Converting this non-linear minimization problem to linear

calculuslinear programminglinearizationnonlinear optimization

My Problem: I would like to convert the following non-linear minimization problem into a linear programming problem, to solve it with the simplex method.

The non-linear function could be of any shape but with only one stationary point (the global minimum), supposing, for example, $f(x)=(x+3)^2$.
My minimization problem is like the following (but can potentially have more levels of nested functions):

$$
\min_{x_1, x_2} \quad f(3f(-x_1 + x_2) + f(2x_1-x_2)) \\
s.t \quad 0 < x_1 < 1 \quad \land \quad -1 < x_2 < 1
$$


What I tried: I thought to iteratively reduce my problem to another minimization problem on the argument of the function, trying to keep the argument as close as possible to the minimum.

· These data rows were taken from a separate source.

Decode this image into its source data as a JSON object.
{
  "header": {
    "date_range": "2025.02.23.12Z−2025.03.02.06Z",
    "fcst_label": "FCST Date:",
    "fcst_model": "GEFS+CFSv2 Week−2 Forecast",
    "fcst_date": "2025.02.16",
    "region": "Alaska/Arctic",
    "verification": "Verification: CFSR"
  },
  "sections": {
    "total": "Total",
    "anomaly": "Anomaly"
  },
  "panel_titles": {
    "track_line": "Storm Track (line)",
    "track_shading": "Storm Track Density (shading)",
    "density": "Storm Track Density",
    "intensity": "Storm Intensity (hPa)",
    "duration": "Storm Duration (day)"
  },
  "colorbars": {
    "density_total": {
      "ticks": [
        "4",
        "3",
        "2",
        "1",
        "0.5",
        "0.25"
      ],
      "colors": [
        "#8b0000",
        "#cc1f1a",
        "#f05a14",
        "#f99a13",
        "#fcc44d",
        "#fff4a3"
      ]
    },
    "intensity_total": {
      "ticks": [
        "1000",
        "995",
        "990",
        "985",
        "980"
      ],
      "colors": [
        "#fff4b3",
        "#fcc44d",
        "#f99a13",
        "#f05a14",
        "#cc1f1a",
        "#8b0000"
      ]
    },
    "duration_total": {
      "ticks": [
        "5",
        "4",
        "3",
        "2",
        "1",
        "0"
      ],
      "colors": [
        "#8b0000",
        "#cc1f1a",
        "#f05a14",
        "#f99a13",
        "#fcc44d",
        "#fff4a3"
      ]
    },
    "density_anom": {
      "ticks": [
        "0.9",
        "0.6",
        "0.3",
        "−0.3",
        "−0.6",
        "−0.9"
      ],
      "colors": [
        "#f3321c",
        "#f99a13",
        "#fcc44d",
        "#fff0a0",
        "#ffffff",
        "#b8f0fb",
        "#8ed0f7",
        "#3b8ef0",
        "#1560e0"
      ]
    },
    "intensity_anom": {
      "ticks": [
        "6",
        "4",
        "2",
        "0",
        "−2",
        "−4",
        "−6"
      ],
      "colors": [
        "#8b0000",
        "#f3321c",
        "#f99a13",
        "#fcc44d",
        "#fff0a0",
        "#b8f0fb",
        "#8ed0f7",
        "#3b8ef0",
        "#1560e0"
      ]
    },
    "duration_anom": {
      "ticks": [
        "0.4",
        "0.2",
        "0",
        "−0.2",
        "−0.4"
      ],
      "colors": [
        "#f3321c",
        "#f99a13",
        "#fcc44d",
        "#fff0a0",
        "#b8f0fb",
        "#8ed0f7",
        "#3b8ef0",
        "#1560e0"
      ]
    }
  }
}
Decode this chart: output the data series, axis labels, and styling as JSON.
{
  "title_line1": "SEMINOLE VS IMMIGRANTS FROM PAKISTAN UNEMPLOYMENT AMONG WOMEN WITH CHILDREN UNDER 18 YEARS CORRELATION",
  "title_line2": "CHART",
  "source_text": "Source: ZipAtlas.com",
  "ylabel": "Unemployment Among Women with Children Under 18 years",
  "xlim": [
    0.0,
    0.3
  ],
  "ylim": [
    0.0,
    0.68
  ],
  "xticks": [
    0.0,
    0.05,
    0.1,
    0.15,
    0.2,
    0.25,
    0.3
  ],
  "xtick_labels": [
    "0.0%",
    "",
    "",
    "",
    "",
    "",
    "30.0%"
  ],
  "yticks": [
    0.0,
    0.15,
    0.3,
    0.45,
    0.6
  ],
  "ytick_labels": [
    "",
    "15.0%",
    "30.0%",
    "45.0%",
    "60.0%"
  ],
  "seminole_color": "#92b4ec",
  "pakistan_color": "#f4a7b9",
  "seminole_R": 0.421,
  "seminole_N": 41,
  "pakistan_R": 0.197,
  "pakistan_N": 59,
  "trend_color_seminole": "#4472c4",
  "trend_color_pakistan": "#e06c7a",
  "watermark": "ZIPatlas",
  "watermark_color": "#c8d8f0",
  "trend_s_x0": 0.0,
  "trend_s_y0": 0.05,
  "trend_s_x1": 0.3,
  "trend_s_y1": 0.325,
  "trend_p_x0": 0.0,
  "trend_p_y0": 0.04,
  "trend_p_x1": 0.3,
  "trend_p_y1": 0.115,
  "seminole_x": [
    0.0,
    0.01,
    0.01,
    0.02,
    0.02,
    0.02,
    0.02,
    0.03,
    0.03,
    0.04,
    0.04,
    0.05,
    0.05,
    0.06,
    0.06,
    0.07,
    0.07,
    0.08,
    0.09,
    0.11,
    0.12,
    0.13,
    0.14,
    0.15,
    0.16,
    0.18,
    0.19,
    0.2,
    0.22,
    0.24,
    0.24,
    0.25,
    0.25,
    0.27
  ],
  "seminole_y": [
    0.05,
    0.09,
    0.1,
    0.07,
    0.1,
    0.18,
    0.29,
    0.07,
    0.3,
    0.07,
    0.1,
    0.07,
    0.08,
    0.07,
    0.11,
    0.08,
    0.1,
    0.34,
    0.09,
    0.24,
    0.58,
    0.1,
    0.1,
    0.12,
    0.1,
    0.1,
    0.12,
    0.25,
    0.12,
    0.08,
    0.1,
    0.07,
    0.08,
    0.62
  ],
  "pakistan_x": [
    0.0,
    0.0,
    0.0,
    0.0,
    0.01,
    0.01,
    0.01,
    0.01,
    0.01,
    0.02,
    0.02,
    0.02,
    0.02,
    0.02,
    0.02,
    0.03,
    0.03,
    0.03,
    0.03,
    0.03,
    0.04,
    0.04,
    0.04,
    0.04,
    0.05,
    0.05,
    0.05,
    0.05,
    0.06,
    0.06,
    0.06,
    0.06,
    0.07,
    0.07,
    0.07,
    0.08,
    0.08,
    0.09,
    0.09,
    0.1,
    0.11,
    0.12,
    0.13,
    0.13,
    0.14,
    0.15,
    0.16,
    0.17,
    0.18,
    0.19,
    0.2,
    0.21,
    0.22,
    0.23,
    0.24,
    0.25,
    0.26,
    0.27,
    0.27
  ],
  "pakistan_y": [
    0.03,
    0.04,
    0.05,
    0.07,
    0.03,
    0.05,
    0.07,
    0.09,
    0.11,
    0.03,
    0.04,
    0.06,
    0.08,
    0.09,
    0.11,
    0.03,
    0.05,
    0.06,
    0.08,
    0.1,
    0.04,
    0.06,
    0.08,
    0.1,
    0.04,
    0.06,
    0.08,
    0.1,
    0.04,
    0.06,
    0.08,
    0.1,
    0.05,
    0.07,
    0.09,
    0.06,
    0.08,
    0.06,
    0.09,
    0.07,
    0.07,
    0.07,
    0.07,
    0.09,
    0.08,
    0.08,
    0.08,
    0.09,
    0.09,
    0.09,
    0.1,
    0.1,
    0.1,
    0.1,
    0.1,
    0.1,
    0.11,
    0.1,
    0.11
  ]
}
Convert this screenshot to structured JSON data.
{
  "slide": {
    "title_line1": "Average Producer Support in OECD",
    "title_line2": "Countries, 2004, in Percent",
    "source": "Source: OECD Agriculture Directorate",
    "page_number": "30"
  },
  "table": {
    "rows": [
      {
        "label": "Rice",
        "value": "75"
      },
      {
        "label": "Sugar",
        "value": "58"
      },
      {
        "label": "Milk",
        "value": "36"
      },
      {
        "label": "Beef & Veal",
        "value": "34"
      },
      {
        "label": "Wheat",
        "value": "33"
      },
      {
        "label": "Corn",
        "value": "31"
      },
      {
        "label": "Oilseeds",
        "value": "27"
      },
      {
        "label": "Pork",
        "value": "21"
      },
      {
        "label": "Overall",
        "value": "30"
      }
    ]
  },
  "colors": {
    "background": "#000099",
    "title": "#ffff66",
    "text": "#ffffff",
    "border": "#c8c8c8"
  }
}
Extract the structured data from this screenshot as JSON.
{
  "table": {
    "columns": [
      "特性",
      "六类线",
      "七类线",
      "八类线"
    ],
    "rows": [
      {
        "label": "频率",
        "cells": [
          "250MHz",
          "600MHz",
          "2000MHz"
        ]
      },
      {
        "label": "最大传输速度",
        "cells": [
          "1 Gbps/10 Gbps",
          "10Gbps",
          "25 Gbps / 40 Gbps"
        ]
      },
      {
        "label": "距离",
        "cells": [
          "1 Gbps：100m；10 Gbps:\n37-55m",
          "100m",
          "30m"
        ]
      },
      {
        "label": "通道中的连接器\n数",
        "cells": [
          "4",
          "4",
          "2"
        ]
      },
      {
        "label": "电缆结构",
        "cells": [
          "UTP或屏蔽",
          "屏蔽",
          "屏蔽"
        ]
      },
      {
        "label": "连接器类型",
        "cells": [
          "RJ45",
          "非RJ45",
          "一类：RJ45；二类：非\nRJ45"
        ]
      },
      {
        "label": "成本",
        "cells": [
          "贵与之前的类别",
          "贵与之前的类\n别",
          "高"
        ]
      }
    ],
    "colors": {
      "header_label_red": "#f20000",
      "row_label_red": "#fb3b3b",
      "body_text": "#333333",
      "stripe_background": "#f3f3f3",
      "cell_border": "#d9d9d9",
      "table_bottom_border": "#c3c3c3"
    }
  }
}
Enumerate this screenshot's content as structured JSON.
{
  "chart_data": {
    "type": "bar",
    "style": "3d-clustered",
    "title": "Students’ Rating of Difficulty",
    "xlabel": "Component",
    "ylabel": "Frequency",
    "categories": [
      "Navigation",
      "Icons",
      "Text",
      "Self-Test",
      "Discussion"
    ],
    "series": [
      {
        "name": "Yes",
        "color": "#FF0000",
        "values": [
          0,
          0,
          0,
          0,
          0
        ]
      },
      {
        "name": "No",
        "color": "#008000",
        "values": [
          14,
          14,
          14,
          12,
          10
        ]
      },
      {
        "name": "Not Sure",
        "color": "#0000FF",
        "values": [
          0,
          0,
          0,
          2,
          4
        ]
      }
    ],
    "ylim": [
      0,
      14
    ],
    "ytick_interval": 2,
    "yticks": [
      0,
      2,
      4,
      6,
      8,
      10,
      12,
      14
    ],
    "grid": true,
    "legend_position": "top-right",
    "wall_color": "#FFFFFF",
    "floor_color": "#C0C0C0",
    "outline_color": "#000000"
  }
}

Something like that:

$$
\min_{x_1, x_2} \quad (3f(-x_1 + x_2) + f(2x_1-x_2) – argmin)^2 \\
s.t \quad 0 < x_1 < 1 \quad \land \quad -1 < x_2 < 1
$$

But I'm not sure if this could be a general solution and, moreover, I'm not even sure that a solution for my problem exists. Thanks in advance for any insight!

Best Answer

This is not possible in general because the simplex method only works for linear objective and linear constraints. However, for the specialized case of a quadratic objective function a variant of the simplex method can be applied (search for Quadratic Programming Simplex Method by Philip Wolfe for details).

For your problem, can you compute gradients of your objective? If so, I suggest you use LBFGS-B, a variant of the well-known LBFGS method for nonlinear optimization that can also accommodate variable bounds. You can find this method implemented in e.g. Python in the scipy.optimize library.